Monday, 30 January 2017


School sitcom vs. real life:

Breakfast

TV: Mom, dad, and sibling(s) are leisurely occupying a sun-drenched kitchen while enjoying a breakfast feast of eggs, bacon, pancakes, toast, milk, juice, sausage links, hamsteaks, hash browns, and omelettes. The main character briskly walks through, exchanges some witty banter, then heads out the open door in shorts and a t-shirt to walk to school with their BFF.

Life: It's pitch black outside. No one interacts with each other due to their different schedules. You pour yourself a bowl of sugary cereal to accompany your pop-tart before putting on your winter coat (since 90% of the school year is at least jacket weather unless you're in LA) before heading out into the teeth-chattering cold to wait at the bus stop unless you're old enough to drive.

School

TV: Since people apparently don't have classes, they instead opt to spend 90% of their time at their lockers, looking at their character-synopsizing locker decorations until someone inevitably comes by to discuss entertaining drama; drama which no one else notices since there are a sum total of 16 other people wandering casually through the hallway.

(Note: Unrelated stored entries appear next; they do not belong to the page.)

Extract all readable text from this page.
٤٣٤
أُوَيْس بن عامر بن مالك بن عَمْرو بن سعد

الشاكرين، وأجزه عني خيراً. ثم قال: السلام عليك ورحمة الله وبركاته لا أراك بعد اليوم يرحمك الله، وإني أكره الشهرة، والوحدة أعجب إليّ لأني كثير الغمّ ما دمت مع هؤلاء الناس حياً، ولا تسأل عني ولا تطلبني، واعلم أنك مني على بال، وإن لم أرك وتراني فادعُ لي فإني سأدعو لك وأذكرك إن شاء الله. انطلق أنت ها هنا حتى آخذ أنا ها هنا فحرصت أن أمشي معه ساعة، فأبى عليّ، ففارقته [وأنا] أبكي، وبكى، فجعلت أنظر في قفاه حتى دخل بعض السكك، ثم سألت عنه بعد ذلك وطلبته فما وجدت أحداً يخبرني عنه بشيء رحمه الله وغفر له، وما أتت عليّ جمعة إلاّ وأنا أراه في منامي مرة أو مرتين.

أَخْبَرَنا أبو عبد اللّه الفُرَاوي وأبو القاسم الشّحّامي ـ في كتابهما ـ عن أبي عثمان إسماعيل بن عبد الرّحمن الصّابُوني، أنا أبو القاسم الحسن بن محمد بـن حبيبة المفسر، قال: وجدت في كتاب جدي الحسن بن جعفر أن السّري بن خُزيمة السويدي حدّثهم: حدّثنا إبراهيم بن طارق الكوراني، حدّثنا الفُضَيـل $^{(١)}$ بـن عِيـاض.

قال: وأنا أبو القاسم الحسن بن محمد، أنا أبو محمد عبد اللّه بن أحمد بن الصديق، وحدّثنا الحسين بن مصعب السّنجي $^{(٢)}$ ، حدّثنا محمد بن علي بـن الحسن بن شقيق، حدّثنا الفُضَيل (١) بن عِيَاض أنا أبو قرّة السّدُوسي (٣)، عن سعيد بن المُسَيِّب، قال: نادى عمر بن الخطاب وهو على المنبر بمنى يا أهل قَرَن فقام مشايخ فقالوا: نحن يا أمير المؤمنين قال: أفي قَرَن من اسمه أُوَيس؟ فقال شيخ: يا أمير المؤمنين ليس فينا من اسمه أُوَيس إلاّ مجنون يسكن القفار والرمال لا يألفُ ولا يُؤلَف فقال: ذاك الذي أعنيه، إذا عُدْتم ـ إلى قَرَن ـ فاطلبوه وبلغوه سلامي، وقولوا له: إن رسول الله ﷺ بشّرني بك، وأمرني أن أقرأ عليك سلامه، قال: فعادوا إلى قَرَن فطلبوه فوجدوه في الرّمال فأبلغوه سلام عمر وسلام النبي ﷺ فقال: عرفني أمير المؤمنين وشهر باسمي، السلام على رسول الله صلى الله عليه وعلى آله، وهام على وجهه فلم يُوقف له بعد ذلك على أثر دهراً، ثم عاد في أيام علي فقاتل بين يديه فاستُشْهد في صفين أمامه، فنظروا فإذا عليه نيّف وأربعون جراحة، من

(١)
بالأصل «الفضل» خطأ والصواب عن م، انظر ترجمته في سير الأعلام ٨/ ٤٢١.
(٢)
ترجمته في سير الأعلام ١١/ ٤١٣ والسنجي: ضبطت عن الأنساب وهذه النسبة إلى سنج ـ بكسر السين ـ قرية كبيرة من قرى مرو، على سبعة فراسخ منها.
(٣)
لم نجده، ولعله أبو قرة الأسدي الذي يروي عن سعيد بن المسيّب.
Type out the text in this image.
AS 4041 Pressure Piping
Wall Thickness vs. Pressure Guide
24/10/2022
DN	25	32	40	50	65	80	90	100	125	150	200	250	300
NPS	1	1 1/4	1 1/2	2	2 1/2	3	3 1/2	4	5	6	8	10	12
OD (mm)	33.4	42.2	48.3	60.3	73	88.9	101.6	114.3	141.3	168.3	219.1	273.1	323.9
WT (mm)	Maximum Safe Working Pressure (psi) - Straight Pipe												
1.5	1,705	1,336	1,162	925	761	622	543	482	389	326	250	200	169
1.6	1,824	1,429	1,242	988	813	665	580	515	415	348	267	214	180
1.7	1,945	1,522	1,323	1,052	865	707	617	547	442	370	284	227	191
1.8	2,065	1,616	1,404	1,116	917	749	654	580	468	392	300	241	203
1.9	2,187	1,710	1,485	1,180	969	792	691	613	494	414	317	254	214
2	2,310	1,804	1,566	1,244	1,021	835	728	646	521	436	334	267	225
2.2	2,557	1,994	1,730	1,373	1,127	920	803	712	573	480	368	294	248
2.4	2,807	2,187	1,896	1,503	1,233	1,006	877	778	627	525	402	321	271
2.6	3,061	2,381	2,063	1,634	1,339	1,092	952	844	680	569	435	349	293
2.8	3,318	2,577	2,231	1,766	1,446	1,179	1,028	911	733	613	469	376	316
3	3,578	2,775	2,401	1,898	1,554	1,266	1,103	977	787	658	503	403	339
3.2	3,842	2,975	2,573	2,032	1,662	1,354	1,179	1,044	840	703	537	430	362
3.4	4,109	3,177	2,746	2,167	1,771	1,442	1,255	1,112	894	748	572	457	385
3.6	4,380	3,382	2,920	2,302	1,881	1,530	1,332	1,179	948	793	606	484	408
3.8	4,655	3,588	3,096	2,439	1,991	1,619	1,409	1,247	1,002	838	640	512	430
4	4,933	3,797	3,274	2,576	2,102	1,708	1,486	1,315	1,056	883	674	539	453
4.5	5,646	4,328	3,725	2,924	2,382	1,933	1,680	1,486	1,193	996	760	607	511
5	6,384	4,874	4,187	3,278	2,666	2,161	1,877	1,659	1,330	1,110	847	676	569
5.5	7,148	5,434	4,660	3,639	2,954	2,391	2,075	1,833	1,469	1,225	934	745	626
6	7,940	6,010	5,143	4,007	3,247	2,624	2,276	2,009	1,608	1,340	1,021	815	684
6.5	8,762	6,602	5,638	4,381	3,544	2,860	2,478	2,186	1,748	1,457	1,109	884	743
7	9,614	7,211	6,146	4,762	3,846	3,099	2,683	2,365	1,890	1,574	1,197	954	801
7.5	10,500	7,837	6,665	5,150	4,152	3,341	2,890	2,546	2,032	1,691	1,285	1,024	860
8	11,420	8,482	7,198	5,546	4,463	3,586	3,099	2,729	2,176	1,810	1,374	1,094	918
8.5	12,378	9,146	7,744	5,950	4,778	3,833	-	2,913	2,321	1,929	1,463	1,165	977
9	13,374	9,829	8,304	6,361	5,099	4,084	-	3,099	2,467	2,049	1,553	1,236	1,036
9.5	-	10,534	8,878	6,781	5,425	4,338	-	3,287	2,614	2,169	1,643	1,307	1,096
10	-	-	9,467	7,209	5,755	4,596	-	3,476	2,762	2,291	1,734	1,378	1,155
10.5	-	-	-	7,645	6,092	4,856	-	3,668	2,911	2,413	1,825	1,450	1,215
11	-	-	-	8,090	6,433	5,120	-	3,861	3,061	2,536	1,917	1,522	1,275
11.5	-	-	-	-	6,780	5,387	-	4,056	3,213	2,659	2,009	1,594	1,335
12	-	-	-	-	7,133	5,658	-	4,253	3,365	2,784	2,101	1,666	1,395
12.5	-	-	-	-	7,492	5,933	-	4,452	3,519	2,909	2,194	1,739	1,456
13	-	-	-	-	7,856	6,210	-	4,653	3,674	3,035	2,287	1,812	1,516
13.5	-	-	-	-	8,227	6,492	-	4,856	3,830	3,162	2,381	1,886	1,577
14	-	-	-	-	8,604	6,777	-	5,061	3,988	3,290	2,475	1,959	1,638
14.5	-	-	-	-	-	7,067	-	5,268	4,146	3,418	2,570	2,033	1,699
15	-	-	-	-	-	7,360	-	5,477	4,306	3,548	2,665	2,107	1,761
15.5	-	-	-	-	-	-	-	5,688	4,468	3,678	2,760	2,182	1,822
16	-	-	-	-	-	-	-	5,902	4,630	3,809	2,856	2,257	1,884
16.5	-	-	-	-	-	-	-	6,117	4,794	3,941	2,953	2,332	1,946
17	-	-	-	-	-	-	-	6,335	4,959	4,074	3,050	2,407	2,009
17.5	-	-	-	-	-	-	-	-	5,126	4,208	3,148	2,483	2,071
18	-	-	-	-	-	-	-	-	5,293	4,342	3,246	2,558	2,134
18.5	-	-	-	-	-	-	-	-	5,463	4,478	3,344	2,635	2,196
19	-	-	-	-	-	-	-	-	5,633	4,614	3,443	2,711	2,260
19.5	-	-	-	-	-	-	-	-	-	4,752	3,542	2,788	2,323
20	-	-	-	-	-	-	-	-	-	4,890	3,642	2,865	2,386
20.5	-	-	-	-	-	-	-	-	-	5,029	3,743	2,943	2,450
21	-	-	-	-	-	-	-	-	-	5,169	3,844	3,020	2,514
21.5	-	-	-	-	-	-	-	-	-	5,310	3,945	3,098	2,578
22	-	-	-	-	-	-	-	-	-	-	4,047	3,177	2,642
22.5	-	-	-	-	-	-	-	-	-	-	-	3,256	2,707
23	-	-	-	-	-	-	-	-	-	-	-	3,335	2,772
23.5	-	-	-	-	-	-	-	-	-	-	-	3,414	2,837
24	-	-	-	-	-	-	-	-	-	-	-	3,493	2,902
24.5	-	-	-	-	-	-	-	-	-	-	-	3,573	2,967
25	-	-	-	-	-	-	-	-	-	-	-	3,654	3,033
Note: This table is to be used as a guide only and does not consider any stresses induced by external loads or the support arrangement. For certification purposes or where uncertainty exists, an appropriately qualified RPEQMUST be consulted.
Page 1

Life: You have negative 4 minutes to get from one class to another. More likely then not, you don't even have time to stop at your locker—due to the 10 people per square foot stepping on each other's heels to get to their next class—but if you do, the only person you see is your awkward locker neighbor, whose schedule you have memorized.

Lunch

TV: Despite the questionable nature of the cafeteria food, everyone nonetheless eats it. People drift from table to table to chat casually with their neighbors.

Life: People pack lunches of half-assed sandwiches and processed foods. The over-full seating, ominous proctors and peer-pressure status quo prevent people from ever moving around.

After school

TV: The kitchen and living room (which are always surgically clean) comprise a revolving door of entertaining action fed by a rotating cast of characters (such as next-door neighbors and relatives) who wander in and out unannounced. At dinner, the family sits down together over a home-cooked meal to discuss their day.

Life: On the rare occasion that two people's schedules permit them to occupy the same (messy) house at the same time, they spend it in opposite corners of the house with their eyes glued to various screens. But mostly, parents are at work or running errands; and kids, when not setting new historical precedents for overcommitment with their after-school activities and homework, are distracting themselves on the internet. Dinner—either takeout or something that came from a box—is deposited on the table to be collected whenever opportunity arises. Also, unless it's a classmate coming over to work on a group project, no one visits your house during the week—especially not the neighbors you barely know.